Sam przechodziłem przez ten proces, spędzając kiedyś naprawdę długie godziny na testowanie, na poszukiwanie wiedzy, na praktyczne sprawdzane pomysłów na demo i w realnej grze, na próbowanie różnych metod, na czytanie książek, na dyskusje na forach. Dziś wykresy lecą mi jedynie gdzieś w tle, nie jestem do nich przyklejony, trudno nawet powiedzieć, że to czas spędzony na inwestowaniu. Szybko znajduję dogodne wejścia na transakcje a potem stopy robią resztę. Znacząco więcej czasu zabiera mi bycie na bieżąco z tym, co dzieje się na rynkach, na poszukiwaniu nowości, to bowiem podstawa do prowadzenia bloga i twittera.
Ponieważ jest to już pasja, nie żałuję i nie zazdroszczę wszystkim uczestnikom pasywnej rewolucji wolnego czasu. W ich przypadku proporcje robią się całkiem odwrotne niż w tradingu. Sama nauka tego jak działa pasywne inwestowanie to kwestia 1-2 dobrych wykładów, monitoring rynku można ograniczyć do sporadycznego zaglądnięcia, a potem zostaje mnóstwo czasu na inne sprawy, tu bowiem „trawa sama rośnie”. No i w ostatecznym rozrachunku grupa zyskownych, pasywnych inwestorów i tak okazuje się w świetle statystyk większa niż aktywnych traderów.
Nie ma idealnego wzorca na to, ile czasu spędzić nad inwestowaniem. W sondzie wyszły 2 skrajne podejścia, a wszystko zależy od celów, motywacji, ilości czasu do dyspozycji, przekonań, psychologicznej konstrukcji, zdolności.

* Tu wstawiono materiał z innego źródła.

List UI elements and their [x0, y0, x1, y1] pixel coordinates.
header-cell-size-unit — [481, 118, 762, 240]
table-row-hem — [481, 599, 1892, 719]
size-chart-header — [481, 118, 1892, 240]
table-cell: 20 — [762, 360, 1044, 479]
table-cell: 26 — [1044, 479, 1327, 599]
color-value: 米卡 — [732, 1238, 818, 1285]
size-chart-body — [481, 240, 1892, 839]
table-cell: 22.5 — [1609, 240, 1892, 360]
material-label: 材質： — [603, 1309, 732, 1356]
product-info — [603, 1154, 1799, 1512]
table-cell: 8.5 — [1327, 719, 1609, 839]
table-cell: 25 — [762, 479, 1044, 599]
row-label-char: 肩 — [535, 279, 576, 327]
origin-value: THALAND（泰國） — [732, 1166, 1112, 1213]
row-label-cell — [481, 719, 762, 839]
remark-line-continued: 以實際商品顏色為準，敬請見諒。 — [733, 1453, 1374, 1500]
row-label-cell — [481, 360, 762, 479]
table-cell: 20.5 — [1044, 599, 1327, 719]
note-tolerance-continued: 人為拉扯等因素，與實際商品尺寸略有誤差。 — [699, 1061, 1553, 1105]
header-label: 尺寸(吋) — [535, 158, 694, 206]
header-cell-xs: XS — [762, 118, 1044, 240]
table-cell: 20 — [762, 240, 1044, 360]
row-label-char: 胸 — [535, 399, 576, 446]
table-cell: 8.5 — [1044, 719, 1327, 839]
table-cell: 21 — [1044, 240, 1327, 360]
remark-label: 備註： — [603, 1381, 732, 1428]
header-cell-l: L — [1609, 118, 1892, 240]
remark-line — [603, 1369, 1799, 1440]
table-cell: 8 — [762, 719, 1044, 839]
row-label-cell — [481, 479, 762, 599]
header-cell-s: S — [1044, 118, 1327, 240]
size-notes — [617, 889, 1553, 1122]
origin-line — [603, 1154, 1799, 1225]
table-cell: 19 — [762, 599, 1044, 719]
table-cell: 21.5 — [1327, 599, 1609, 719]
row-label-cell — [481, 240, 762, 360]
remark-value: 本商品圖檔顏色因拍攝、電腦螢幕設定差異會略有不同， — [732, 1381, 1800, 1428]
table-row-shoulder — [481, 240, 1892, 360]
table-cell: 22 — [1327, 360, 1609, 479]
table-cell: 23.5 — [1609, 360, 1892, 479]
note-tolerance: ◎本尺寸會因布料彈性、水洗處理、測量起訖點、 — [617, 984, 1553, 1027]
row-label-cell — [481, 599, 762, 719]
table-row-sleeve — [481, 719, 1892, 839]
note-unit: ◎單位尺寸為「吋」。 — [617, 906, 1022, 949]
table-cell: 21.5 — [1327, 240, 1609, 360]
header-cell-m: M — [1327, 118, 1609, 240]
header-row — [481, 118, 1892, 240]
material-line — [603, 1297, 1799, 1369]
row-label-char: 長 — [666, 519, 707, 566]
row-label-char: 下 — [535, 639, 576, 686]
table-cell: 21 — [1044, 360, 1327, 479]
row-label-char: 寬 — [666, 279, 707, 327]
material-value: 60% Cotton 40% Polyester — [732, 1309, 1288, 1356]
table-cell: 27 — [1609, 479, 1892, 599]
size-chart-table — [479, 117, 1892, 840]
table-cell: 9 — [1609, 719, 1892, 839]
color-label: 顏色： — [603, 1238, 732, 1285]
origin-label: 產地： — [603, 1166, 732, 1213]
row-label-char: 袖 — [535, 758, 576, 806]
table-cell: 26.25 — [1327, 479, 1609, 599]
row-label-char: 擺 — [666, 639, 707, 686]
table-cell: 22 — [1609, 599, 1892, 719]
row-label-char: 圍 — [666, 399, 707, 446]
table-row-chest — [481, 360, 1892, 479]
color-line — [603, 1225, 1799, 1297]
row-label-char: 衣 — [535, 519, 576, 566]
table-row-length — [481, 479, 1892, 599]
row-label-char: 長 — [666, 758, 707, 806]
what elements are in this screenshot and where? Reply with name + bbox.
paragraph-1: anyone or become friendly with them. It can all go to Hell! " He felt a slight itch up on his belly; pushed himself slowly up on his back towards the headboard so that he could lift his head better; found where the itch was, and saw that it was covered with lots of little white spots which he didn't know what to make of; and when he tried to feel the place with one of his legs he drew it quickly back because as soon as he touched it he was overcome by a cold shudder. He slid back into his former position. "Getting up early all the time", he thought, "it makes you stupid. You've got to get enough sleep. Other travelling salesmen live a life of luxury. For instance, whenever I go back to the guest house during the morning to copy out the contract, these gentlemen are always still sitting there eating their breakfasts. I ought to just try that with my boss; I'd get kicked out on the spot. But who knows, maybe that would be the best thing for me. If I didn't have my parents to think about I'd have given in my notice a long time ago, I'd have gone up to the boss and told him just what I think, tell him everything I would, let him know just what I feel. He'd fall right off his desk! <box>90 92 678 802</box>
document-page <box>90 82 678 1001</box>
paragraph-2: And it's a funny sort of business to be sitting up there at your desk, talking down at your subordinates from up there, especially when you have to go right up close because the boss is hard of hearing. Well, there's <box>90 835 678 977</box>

Nic jednak nie stoi na przeszkodzie by łączyć oba podejścia! Czyli część portfela na pasywne zakupy, druga część na naukę aktywnego tradingu. Nicholas Taleb wymyślił na to nazwę: strategia SZTANGI. W jego pomyśle 95% kapitału idzie na długi termin, 5% na zabawy z rynkiem.
W praktyce ścieżka rozwoju inwestorów przebiega wg moich obserwacji dwukierunkowo, choć finał jest ten sam:
Ścieżka 1
Świeżo upieczony inwestor rzuca się na forex, kryptowaluty, szybkie transakcje, duże lewary. Znacząca większość doznaje rozczarowania i w finale traci ten rozpęd lądując w najlepszym wypadku w bezpieczniejszych, choć nudnych długoterminowych inwestycjach.
Ścieżka 2
Nowo narodzony inwestor zaczyna od pasywnego podejścia, ale w miarę czasu nabiera apetytu i chce się spróbować w aktywnym tradingu. Ponieważ spory odsetek traci, dlatego w finale następuje i tak powrót do bezpiecznego, długiego terminu.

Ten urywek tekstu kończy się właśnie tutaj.